Rumsfeld warns against weakening of U.S. will

December 16, 2006|By Peter Spiegel

WASHINGTON -- Donald H. Rumsfeld used his farewell address as defense secretary yesterday to warn against a weakening of American will in Iraq, saying a withdrawal of troops might provide short-term relief from U.S. casualties but would embolden extremist enemies.

Joined by President Bush and Vice President Dick Cheney at a Pentagon ceremony, Rumsfeld defied critics of his conduct of the war, saying a failure to project military strength would make the U.S. more vulnerable.

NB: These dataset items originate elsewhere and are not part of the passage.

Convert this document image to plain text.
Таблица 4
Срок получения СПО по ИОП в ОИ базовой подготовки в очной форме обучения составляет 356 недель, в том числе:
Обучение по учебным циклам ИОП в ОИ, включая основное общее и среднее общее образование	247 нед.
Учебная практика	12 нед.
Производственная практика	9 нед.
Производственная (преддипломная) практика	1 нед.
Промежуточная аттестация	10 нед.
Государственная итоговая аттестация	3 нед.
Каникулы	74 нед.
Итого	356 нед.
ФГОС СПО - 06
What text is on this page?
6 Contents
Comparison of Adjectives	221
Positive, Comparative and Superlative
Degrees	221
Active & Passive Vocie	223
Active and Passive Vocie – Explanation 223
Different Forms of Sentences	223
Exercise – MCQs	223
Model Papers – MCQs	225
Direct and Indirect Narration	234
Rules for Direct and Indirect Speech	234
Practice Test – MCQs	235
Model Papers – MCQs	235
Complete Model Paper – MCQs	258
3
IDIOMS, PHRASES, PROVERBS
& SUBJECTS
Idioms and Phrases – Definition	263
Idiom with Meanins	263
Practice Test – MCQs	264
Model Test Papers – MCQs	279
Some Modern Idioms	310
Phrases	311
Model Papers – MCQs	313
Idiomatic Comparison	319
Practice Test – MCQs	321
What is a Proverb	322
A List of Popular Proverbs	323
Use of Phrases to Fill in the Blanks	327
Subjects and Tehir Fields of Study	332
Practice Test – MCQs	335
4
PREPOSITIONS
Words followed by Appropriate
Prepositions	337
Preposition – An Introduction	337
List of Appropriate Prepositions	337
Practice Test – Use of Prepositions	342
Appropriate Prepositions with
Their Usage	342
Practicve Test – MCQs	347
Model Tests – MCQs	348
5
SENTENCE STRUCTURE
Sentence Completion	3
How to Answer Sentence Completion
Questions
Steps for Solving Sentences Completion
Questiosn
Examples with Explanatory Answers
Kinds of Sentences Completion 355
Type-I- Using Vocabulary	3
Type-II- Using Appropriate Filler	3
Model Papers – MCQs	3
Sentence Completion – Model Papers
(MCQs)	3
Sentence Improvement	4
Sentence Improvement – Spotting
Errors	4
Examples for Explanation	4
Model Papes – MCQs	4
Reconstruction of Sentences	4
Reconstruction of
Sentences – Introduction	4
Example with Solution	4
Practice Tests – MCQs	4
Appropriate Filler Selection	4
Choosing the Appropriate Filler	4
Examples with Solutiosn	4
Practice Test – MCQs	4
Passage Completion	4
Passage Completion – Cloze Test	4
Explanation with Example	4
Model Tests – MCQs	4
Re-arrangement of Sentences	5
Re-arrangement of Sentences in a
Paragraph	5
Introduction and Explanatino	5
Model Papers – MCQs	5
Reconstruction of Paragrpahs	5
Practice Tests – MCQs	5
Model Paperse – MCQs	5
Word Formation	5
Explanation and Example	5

"A conclusion by our enemies that the United States lacks the will or the resolve to carry out missions that demand sacrifice and demand patience is every bit as dangerous as an imbalance of conventional military power," he said. "It may well be comforting to some to consider graceful exits from the agonies and, indeed, the ugliness of combat, but the enemy thinks differently."

Rumsfeld likened the broader war on terror to the Cold War. But he warned that, in contrast with the mood of the Cold War, when the U.S. relied heavily on European allies in facing down the Soviet Union, those same allies seem less willing to support the U.S. That might force the U.S. to shoulder even more of the burden in the future, he said.

"Sadly, realistically, [we have] friends and allies with declining defense investment and declining capabilities and, I would add, as a result, with increasing vulnerabilities," Rumsfeld said, in one of his sharpest critiques of allied governments. "All of which requires that the United States of America invest more."

Rumsfeld will not formally relinquish his post until Monday, when former CIA Director Robert M. Gates is sworn in.

Peter Spiegel writes for the Los Angeles Times.